Well I finally finished one of the books that I bought a few months ago when I went to The Book Thing in Baltimore. I would have posted updates here, but BL was acting funky and I wasn't in the mood. Onto the book review!
Well this wasn't my favorite Tami Hoag. Probably because I hated the male lead (Dane) in this one. Going through a bad divorce years earlier and deciding the female lead (Elizabeth) must be a gold digger and only want one thing from men was gross. The murder mystery seemed to be getting overlooked a lot I thought in order for them to spar and then of course they end up in bed. Also the character development of both Dane and Elizabeth was poor. And Hoag for some bizarre reason kept having Elizabeth run around talking like a cliche since she was from Texas. When we get the reveal of who murdered the town's bully and overall scumbag I went really? Not a very good showing of Hoag's writing skills I thought.

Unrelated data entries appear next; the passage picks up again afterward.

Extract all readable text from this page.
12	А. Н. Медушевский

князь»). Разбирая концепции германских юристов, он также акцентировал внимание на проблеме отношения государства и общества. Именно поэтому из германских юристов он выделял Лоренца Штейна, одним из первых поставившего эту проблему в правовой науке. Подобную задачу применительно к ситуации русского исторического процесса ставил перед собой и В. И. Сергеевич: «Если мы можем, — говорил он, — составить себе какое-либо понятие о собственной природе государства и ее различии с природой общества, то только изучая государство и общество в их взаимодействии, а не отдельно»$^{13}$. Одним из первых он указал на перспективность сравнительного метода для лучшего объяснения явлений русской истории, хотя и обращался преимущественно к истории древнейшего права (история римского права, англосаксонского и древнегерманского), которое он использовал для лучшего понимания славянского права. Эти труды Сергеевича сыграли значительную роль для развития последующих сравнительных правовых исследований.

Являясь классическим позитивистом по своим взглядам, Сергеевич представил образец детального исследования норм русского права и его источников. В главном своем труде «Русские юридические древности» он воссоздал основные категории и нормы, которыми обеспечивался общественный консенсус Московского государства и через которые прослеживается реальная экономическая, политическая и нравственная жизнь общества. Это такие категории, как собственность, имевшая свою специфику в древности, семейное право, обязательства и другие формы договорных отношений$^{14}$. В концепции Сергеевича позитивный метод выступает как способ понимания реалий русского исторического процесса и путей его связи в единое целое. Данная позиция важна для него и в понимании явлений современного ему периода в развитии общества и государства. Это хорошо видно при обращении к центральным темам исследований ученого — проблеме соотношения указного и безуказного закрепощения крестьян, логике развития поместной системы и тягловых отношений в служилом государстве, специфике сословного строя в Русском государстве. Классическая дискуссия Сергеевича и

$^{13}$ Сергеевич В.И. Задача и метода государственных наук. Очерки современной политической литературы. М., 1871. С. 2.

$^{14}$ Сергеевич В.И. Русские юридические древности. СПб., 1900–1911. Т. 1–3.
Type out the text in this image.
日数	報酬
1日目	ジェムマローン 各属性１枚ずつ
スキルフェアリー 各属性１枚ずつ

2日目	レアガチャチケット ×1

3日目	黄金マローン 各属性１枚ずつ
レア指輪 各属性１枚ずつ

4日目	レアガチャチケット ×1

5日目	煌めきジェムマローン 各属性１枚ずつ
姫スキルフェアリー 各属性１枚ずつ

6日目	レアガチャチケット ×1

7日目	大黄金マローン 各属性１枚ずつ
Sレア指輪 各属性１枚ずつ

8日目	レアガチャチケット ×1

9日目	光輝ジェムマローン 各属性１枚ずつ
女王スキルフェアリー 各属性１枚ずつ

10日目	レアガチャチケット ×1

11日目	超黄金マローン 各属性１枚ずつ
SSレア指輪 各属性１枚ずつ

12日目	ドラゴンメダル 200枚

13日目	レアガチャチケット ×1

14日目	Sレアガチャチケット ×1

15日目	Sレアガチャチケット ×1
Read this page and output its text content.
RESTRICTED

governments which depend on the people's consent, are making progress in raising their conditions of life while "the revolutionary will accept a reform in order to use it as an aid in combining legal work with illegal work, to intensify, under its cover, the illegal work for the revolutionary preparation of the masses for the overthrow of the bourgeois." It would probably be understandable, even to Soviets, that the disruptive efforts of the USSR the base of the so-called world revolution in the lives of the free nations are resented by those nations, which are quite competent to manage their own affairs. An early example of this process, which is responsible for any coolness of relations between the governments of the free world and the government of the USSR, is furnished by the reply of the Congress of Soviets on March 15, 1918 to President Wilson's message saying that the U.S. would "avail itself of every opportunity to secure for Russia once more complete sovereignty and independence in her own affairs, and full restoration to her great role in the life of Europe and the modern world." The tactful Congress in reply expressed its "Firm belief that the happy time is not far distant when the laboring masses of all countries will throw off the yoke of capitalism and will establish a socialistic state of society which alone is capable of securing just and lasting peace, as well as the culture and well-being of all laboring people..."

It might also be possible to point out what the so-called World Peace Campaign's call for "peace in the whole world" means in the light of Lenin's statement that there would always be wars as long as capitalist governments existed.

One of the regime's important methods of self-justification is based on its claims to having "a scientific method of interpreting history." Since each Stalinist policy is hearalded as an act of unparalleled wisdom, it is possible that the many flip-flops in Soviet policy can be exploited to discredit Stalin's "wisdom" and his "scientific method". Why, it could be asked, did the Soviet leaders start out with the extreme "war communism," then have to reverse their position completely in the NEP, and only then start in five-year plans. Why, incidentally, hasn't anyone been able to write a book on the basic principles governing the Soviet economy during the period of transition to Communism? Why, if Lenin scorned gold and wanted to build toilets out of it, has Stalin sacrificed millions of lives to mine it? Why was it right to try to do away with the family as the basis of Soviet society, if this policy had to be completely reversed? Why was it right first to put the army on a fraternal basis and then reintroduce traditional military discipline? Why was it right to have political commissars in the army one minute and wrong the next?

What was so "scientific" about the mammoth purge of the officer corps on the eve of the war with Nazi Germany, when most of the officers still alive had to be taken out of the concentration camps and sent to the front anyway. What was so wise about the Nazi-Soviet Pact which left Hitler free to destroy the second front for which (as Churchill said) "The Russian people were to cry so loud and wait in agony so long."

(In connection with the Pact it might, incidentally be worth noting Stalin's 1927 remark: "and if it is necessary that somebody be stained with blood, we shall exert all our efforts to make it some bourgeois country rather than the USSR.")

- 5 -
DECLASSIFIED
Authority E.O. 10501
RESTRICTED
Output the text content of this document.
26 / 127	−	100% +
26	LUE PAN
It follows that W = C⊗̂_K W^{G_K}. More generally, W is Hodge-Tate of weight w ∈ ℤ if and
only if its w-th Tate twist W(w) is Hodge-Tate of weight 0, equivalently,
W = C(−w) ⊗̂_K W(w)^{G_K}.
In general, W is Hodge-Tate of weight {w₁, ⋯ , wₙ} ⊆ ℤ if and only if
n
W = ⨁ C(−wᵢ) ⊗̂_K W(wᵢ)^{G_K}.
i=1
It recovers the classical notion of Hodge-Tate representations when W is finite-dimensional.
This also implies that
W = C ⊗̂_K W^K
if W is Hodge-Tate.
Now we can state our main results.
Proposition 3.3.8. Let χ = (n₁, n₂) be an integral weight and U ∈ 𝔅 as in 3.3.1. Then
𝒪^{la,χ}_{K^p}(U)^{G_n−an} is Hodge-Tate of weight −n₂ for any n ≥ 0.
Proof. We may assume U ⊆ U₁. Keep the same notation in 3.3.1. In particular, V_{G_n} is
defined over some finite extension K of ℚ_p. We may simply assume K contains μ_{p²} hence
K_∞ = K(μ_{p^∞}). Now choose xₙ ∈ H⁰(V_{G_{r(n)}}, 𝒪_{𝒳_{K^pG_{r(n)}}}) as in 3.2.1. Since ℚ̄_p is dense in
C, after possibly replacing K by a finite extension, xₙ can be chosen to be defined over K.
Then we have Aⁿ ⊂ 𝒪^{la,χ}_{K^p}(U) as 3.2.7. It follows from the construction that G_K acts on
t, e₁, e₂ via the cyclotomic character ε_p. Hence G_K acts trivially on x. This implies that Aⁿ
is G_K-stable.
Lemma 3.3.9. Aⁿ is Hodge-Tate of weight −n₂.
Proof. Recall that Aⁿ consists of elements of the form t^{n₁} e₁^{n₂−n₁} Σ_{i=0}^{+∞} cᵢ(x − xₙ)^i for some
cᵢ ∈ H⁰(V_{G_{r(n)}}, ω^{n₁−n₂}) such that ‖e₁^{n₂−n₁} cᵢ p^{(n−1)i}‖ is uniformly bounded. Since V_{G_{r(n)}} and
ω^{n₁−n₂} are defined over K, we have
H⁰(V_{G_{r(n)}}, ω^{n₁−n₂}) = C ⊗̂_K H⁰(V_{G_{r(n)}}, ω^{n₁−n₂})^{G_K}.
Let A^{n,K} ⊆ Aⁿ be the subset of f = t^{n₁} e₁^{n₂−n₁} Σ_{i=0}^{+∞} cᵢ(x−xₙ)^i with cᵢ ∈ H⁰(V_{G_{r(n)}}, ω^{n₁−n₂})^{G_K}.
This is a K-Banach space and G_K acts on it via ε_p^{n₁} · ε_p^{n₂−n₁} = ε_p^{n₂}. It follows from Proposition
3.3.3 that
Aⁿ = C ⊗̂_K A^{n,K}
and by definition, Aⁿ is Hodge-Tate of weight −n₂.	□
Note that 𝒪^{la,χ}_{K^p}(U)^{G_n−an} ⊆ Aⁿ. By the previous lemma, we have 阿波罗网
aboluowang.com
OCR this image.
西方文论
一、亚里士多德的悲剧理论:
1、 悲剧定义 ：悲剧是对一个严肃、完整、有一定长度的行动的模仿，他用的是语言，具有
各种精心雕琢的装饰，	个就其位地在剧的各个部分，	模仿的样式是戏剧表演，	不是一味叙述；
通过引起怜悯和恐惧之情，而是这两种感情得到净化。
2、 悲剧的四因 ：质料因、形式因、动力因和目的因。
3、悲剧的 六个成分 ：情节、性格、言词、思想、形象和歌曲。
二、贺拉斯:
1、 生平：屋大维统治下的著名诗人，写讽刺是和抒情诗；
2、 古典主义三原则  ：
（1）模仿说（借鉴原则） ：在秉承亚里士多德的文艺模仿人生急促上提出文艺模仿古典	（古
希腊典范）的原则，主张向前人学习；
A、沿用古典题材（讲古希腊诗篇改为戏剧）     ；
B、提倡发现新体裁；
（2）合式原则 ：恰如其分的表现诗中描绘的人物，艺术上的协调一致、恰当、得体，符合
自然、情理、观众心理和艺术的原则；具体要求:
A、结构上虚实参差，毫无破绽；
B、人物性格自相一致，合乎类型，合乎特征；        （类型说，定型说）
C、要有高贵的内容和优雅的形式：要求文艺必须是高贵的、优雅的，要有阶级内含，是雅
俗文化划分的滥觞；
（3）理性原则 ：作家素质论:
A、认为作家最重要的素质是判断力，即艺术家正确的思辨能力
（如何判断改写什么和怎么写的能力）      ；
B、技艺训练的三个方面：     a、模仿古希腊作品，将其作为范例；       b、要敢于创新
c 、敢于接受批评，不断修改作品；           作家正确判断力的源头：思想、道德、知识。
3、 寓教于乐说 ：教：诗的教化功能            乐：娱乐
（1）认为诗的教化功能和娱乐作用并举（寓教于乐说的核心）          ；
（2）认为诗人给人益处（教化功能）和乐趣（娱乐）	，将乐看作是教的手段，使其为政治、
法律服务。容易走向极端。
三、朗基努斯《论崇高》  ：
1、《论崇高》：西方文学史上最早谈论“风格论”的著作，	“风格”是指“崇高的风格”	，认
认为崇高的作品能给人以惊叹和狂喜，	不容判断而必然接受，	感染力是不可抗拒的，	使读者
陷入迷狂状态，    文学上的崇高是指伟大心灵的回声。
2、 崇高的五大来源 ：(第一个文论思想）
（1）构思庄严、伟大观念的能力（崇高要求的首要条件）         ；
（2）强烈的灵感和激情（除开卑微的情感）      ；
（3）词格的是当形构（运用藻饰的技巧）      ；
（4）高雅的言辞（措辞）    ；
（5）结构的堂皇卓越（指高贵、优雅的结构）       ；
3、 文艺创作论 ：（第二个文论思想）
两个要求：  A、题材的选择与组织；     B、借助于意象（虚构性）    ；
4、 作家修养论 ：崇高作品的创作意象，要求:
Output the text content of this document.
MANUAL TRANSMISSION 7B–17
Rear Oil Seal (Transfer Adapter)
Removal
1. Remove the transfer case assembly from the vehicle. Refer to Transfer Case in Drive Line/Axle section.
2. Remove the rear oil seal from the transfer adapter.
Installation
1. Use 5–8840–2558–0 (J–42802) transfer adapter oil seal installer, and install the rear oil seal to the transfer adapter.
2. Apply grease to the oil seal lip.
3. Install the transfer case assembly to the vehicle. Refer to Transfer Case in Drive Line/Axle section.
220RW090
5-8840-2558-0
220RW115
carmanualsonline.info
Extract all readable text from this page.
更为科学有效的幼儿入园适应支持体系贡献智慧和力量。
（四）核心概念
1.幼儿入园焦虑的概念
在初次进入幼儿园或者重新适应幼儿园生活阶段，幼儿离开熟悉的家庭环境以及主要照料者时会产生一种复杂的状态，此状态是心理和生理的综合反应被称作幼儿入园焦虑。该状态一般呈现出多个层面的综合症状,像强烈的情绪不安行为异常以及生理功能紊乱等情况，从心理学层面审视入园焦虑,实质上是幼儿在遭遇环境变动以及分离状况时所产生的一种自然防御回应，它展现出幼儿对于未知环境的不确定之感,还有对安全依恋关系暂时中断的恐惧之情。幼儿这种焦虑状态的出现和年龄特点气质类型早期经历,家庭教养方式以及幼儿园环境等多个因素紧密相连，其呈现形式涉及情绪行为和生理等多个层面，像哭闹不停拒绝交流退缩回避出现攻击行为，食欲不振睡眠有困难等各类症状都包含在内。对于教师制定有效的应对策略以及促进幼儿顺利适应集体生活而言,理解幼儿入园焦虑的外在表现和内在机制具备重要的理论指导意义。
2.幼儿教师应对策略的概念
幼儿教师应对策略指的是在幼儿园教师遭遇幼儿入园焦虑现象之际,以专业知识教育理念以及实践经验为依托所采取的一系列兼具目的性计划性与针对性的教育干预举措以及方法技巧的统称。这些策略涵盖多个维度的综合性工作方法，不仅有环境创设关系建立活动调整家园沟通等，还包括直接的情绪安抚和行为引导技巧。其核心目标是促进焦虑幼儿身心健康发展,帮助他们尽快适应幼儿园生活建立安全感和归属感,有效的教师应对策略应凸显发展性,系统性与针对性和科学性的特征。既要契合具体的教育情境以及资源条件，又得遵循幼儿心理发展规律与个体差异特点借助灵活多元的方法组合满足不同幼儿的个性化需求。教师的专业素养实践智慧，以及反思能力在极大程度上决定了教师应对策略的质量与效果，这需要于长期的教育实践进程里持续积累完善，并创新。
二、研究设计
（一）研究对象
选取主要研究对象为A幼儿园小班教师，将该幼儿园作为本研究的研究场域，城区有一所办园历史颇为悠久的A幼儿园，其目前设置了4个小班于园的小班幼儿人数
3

"Still Waters" follows divorcee Elizabeth who has moved from Texas to Minnesota to start over again. Her teenage son and her are looking for a fresh start after the tabloid press hounded Elizabeth out of town. Elizabeth now runs the local paper and is hoping that she can eventually get her house together and grow closer to her son. After dealing with a car mishap, Elizabeth goes for help at a nearby construction site. Once there she finds Jarrold Jarvis who had his throat slashed and was left in his car. The town sheriff, Dane, is a local boy who made it to the NFL but then had to return home again. He finds himself angry and distrustful of women and reporters so as far as he is concerned Elizabeth isn't someone that can be trusted and he decides that she must know more than she is telling. When attacks ramp up and the guilty party that everyone thinks did it turns up dead, the town of Still Creek is left wondering if the person who murdered Jarrold is one of them.
I can't say much besides Elizabeth being a reporter made zero sense with her background. She got a divorce settlement, but deciding to move to Minnesota to buy a paper made zero sense to me. It didn't help that we didn't really see her off there reporting or anything.
Dane was terrible. He pretty much decides after a while that he and Elizabeth are going to have sex with each other and this is after he's pretty awful to her for the first half of the book.
Both leads have teens who have more sense than their parents.
The other characters in this one are not given much to do. The book just flips flops between people and you keep forgetting that there's a murder to solve. There's even an Amish carpenter in this one and I have to say that there's no way any Amish person would work for the "English" so that whole thing kept taking me out of the book.
The writing was okay but the flow was pretty bad. I think after a while the book was just spinning it's wheels.
The ending was a letdown. We find out who did it, but it didn't make much sense to me and I have to say that the book left some plot holes open that I don't even want to know they would get addressed.